The book is Before the Ruins, 2020, by Victoria Gosling.
It’s been a while since I binged a book, but I finished this one in just a few days. It is so well-written that it’s almost like unrhymed poetry. Almost every page has something quotable, even when the quotes are ones I disagree with, like the following …
I remember Peter’s father in the church telling the story of Jesus and Pilate, and jesting Pilate asking Jesus what the truth was but then not staying for an answer, and so we never got to find out, not any of us, not ever. I was so disappointed and on our way back to the vicarage, hell-bent on my share of the roast dinner — chicken, chicken, let it be chicken! — I pestered the vicar, “But why didn’t the disciples ask him instead? There he was on the cross, it’s not like he was going anywhere. Why didn’t they ask him?” With his hand on the gate, he turned. A watery smile. “Sometimes, Andy, I think you are the only one who is listening.” Which, of course, was no answer at all.
Nor was there anything in the Gospels that shed light on what Jesus would have said about [my abuser]. I don’t remember anywhere in the Bible Jesus meeting a truly wicked man.
Before the Ruins, p. 114
*pinches brow*
No, Jesus never met a truly wicked man … except the ones who hunted, slandered, gaslit, and betrayed Him. And then tortured Him to death. Except the majority of people he met. Except those.
He never said anything about child abusers … though there were certain passages about the sea and millstones and whitewashed graves and the fires of hell.
His disciples never asked Him “What is truth?” … except all those times they did, and He said “I am the truth,” and the time Philip said to Him, “Show us the Father,” and Jesus said, “Don’t you know me, Philip, even after I have been with you for such a long time? Anyone who has seen me, has seen the Father.”
It’s interesting, because a big theme of Before the Ruins is how difficult it is to really know people, even people you love very much. And how difficult it is to let people know you, even if you really want to.
When not on the subject of the Gospels, the book has a lot of insight and achingly evocative passages about childhood and growing up. Passages like that will break your heart. Passages like this one:
It made me aware of how dormant I was most of the time. How my life — my job, my screens — made it easy to be occupied every waking moment, hurrying, distracted, and equally, on some level almost entirely asleep, comforted by dreams of effortless transformation.

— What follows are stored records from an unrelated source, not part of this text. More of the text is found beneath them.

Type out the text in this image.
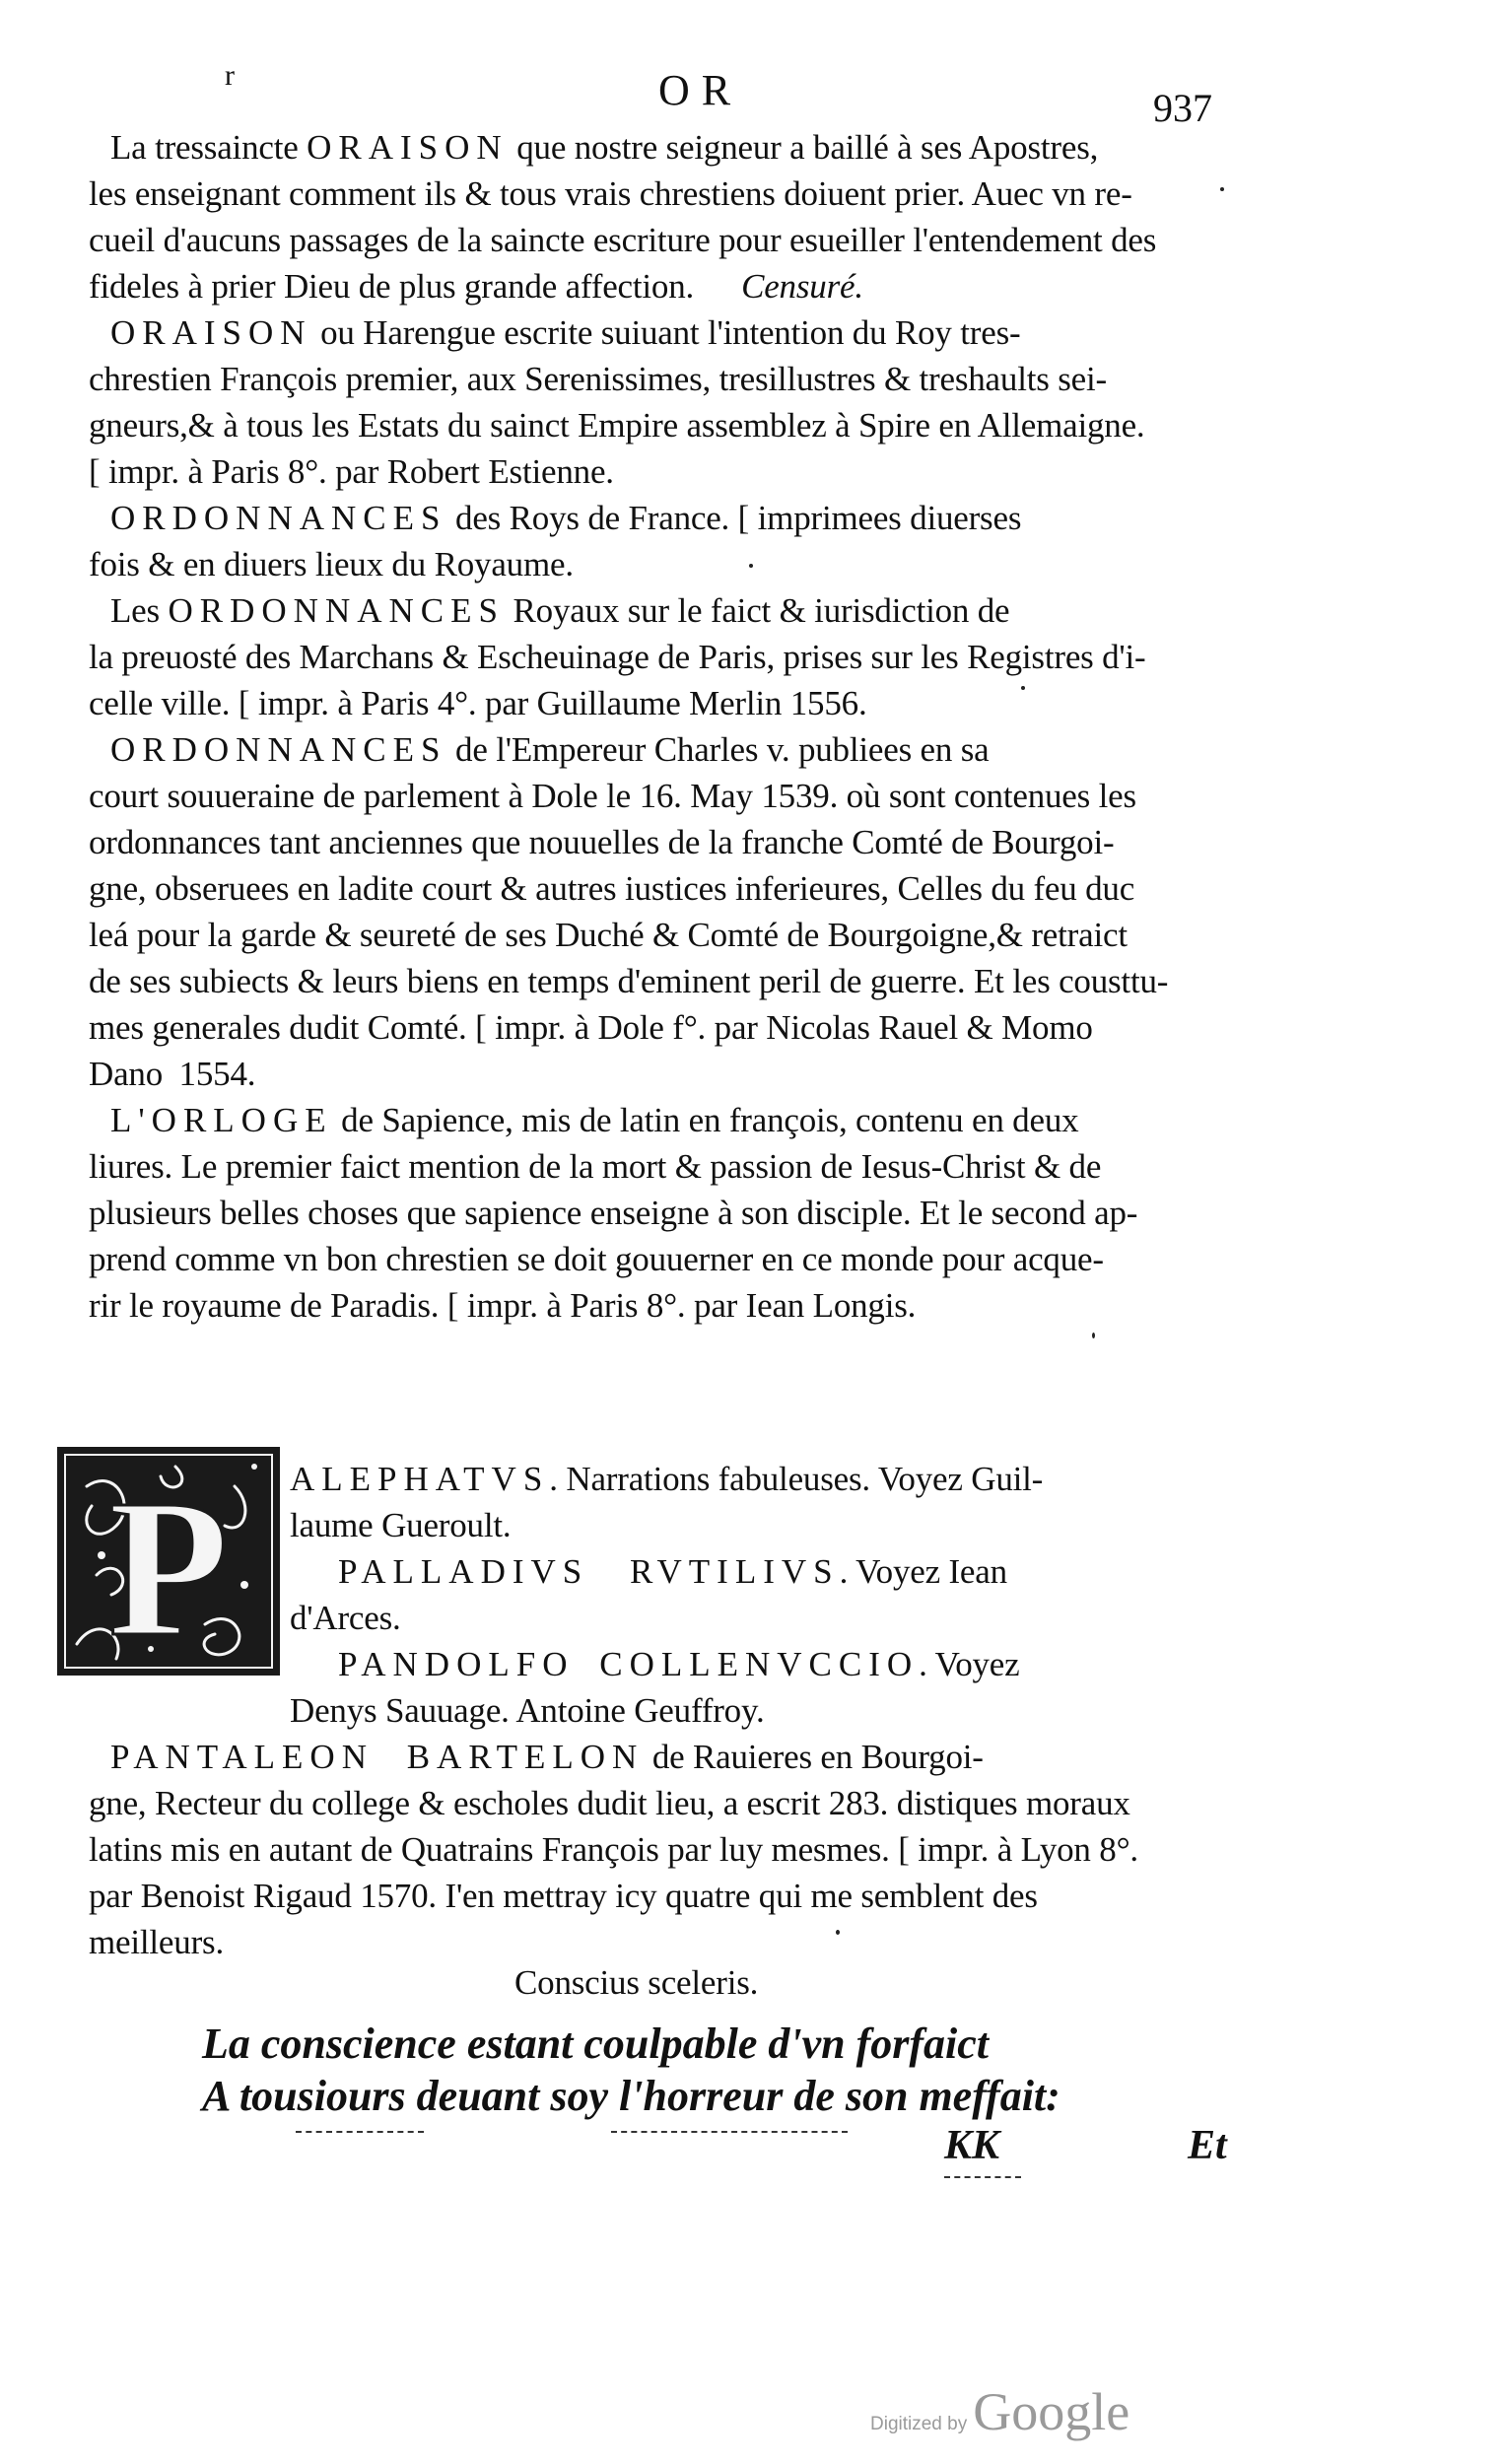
r	OR	937
La tressaincte ORAISON que nostre seigneur a baillé à ses Apostres,
les enseignant comment ils & tous vrais chrestiens doiuent prier. Auec vn re-
cueil d'aucuns passages de la saincte escriture pour esueiller l'entendement des
fideles à prier Dieu de plus grande affection. Censuré.
ORAISON ou Harengue escrite suiuant l'intention du Roy tres-
chrestien François premier, aux Serenissimes, tresillustres & treshaults sei-
gneurs,& à tous les Estats du sainct Empire assemblez à Spire en Allemaigne.
[ impr. à Paris 8°. par Robert Estienne.
ORDONNANCES des Roys de France. [ imprimees diuerses
fois & en diuers lieux du Royaume.
Les ORDONNANCES Royaux sur le faict & iurisdiction de
la preuosté des Marchans & Escheuinage de Paris, prises sur les Registres d'i-
celle ville. [ impr. à Paris 4°. par Guillaume Merlin 1556.
ORDONNANCES de l'Empereur Charles v. publiees en sa
court souueraine de parlement à Dole le 16. May 1539. où sont contenues les
ordonnances tant anciennes que nouuelles de la franche Comté de Bourgoi-
gne, obseruees en ladite court & autres iustices inferieures, Celles du feu duc
leá pour la garde & seureté de ses Duché & Comté de Bourgoigne,& retraict
de ses subiects & leurs biens en temps d'eminent peril de guerre. Et les cousttu-
mes generales dudit Comté. [ impr. à Dole f°. par Nicolas Rauel & Momo
Dano 1554.
L'ORLOGE de Sapience, mis de latin en françois, contenu en deux
liures. Le premier faict mention de la mort & passion de Iesus-Christ & de
plusieurs belles choses que sapience enseigne à son disciple. Et le second ap-
prend comme vn bon chrestien se doit gouuerner en ce monde pour acque-
rir le royaume de Paradis. [ impr. à Paris 8°. par Iean Longis.
P ALEPHATVS. Narrations fabuleuses. Voyez Guil-
laume Gueroult.
PALLADIVS RVTILIVS. Voyez Iean
d'Arces.
PANDOLFO COLLENVCCIO. Voyez
Denys Sauuage. Antoine Geuffroy.
PANTALEON BARTELON de Rauieres en Bourgoi-
gne, Recteur du college & escholes dudit lieu, a escrit 283. distiques moraux
latins mis en autant de Quatrains François par luy mesmes. [ impr. à Lyon 8°.
par Benoist Rigaud 1570. I'en mettray icy quatre qui me semblent des
meilleurs.
Conscius sceleris.
La conscience estant coulpable d'vn forfaict
A tousiours deuant soy l'horreur de son meffait:
KK	Et
Digitized by Google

But I was not Cinderella. Instead, there was another story Peter and I had often found in the books of our childhood. It came in different disguises. It was the one about the traveler who arrives at an island, or a castle, or a secret door into the side of a mountain. There, welcomed, the traveler stays, perhaps against their instincts. Often they eat or drink — strange fruit, or wine from a goblet. There is always something they should be doing, an important task for them to fulfill, but they forget it, they are waylaid, and if they ever remember, their companions, if there are any, distract them with promises, or songs, or riddles to ponder.
Often the traveler sleeps, sometimes they dream, always they are nagged by the sense that there is something they are forgetting, something they must do. Their true love is waiting, or their aged parents. There is a sick child they must bring herbs to, a kingdom for them to inherit. But they do nothing; they are paralyzed. And when they wake, if they ever get away, once back in the world they find that centuries have passed, that they are too late, too late for everything, and that all that they loved, everything that truly mattered, is lost forever.
To sleep on? Or to wake? This was the question facing me. To sleep, or to wake and face the reckoning, to find out what had been lost.